Inggris tampil sangat buruk melawan Denmark dan Gareth Southgate harus keluar, bersama dengan gelandang Trent Alexander-Arnold. Itu adalah Aljazair yang buruk.
1) “Ini bukan Inggris yang saya kenal. Saya harap, saat kami memainkan pertandingan berikutnya, kami melupakan performa ini dan lupa bermain dengan rasa takut dan tanpa percaya diri. Sungguh luar biasa, kesalahan para pemain. Ketika mereka tidak bisa mengontrol bola, atau melewatkan umpan-umpan mudah. Kami melewatkan segalanya. Ini luar biasa mengingat level para pemain Inggris. Saya tidak suka berbicara tentang pemain secara individu. Ketika Anda tidak bermain bagus, itu karena tim. Saya bisa mengubah taktik, saya akan mencoba melakukan sesuatu yang berbeda. Tidak akan sulit untuk mengangkat mereka sebelum Slovenia.”
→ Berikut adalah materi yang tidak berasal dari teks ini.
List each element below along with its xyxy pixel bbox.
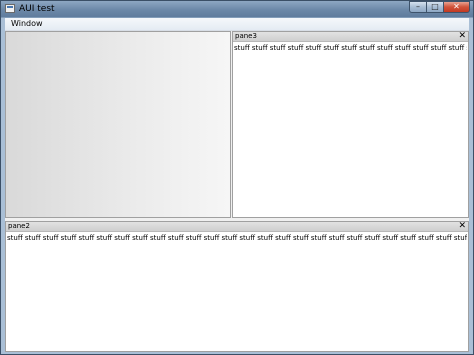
pane2: pane2 ✕ stuff stuff stuff stuff stuff st… <box>5 221 469 352</box>
window-title: AUI test <box>19 4 55 14</box>
menu-bar: Window <box>5 18 469 31</box>
pane3-caption[interactable]: pane3 ✕ <box>233 32 468 42</box>
menu-window[interactable]: Window <box>9 19 45 29</box>
close-button[interactable]: ✕ <box>443 1 470 13</box>
client-area: Window pane3 ✕ stuff stuff stuff stuff s… <box>5 18 469 352</box>
pane3: pane3 ✕ stuff stuff stuff stuff stuff st… <box>232 31 469 218</box>
pane3-title: pane3 <box>235 32 257 40</box>
center-pane <box>5 31 231 218</box>
pane2-caption[interactable]: pane2 ✕ <box>6 222 468 232</box>
pane2-close-icon[interactable]: ✕ <box>458 222 466 231</box>
minimize-button[interactable]: – <box>409 1 426 13</box>
caption-buttons: – □ ✕ <box>409 1 470 15</box>
pane3-content: stuff stuff stuff stuff stuff stuff stuf… <box>234 44 467 52</box>
title-bar[interactable]: AUI test – □ ✕ <box>1 1 473 17</box>
pane3-close-icon[interactable]: ✕ <box>458 32 466 41</box>
app-window: AUI test – □ ✕ Window pane3 ✕ stuff stuf… <box>0 0 474 355</box>
pane2-title: pane2 <box>8 222 30 230</box>
maximize-button[interactable]: □ <box>426 1 443 13</box>
pane2-content: stuff stuff stuff stuff stuff stuff stuf… <box>7 234 467 242</box>
app-icon[interactable] <box>5 4 15 13</box>
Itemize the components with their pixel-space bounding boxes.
Fabio Capello berbicara setelah kejadian terburuk yang mungkin terjadiInggriskinerja turnamen dalam memori baru-baru ini. Menyebutkan kata 'Aljazair' atau Emile Heskey yang melakukan stepover saja sudah merupakan peringatan bagi elemen tertentu dari basis pendukung negara tersebut. Hasil imbang tanpa gol di Piala Dunia 2010 telah menghantui seluruh generasi.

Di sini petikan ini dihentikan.